A lot of people have tried (and mostly failed) to copy your style, do you see that as a compliment?
Sure I do. For somebody who works in the creative field (it doesn’t matter if it’s fine art or industrial design) it’s the biggest thing if you see that you are inspiring others. But I’m sad when I see people who are only copying without adding any additional value/ideas.
If you search ‘animated gifs’ in Google Images , a lot of your work appears. How does it feel to be so closely associated with a single format?
It’s good to be associated with something at all, but don’t want to be “that gif-guy”. I’m a designer, a digital artist and I want to keep my freedom to use any medium that i want.
Have you received other opportunities through the popularity of your animated gifs?
Yes, there have already been several art-projects in the last few years, and commercial commissions as well. In Japan, for example, you can download my animations as a loader-screen or background-animation for your smart-phone at the three largest mobile communication providers. Thing like that make me happy.
Have you ever considered doing a longer animation?

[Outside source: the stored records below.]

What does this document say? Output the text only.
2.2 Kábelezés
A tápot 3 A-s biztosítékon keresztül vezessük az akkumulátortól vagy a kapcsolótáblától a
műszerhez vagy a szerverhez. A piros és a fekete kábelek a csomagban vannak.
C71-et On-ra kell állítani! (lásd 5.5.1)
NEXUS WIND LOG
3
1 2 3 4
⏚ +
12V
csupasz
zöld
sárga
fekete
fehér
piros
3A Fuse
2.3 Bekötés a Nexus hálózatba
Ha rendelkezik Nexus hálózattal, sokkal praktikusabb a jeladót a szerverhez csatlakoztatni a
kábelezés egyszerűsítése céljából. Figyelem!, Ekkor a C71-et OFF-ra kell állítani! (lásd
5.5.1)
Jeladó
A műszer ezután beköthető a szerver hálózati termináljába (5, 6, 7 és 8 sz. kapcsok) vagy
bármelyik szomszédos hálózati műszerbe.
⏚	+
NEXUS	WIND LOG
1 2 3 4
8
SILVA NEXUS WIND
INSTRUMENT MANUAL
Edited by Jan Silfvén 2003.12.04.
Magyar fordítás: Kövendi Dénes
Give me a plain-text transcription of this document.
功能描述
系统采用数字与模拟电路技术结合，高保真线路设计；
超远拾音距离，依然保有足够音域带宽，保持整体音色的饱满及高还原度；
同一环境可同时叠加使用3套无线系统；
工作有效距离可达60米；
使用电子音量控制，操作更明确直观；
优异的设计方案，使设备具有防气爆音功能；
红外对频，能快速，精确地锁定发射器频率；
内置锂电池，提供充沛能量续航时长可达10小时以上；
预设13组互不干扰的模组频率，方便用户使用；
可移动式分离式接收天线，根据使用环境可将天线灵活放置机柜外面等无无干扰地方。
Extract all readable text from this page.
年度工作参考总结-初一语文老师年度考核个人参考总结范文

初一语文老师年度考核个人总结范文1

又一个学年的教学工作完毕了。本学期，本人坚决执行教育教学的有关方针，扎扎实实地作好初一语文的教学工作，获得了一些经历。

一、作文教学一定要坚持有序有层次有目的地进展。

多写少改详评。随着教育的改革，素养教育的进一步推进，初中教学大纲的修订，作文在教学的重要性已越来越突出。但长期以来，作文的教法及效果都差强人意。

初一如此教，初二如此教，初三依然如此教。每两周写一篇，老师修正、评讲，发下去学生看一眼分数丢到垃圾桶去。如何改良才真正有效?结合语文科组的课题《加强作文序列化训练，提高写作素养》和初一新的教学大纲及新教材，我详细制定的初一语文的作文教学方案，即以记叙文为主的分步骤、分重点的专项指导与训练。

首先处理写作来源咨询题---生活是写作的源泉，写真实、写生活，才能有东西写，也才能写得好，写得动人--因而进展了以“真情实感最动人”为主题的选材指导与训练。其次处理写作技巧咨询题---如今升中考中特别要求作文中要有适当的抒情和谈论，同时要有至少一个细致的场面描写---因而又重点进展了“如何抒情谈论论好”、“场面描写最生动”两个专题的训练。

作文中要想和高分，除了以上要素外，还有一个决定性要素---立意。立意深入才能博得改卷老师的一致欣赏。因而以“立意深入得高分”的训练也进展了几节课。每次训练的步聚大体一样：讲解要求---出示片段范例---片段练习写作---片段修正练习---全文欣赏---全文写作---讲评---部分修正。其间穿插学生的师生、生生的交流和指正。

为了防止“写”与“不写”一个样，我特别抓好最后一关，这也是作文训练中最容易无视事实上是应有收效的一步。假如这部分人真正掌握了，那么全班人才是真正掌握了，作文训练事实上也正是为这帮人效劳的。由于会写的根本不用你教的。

No, not yet. I love short little loops so much and the task has become perspicuous. I can’t get lost in the process of direction. There is also such a short distance from the idea to the realisation, I would miss that.
What are the best things about Budapest?
I don’t really know. For me the best thing is my friends and family. If I could have left them I would have already. I think the differences between the bigger cities in Europe have faded away. Berlin, Paris, Budapest, Vienna are pretty similar. Dimensions
are different, but the attitude is nearly the same
Can you explain the name Davidope?
I created this name for about 15 years. It stands for my forename ‘David’ and for one of my hobbies at that time, which was ‘dope,’ and it can be an abbreviation of “DA VIsual DOPE” too.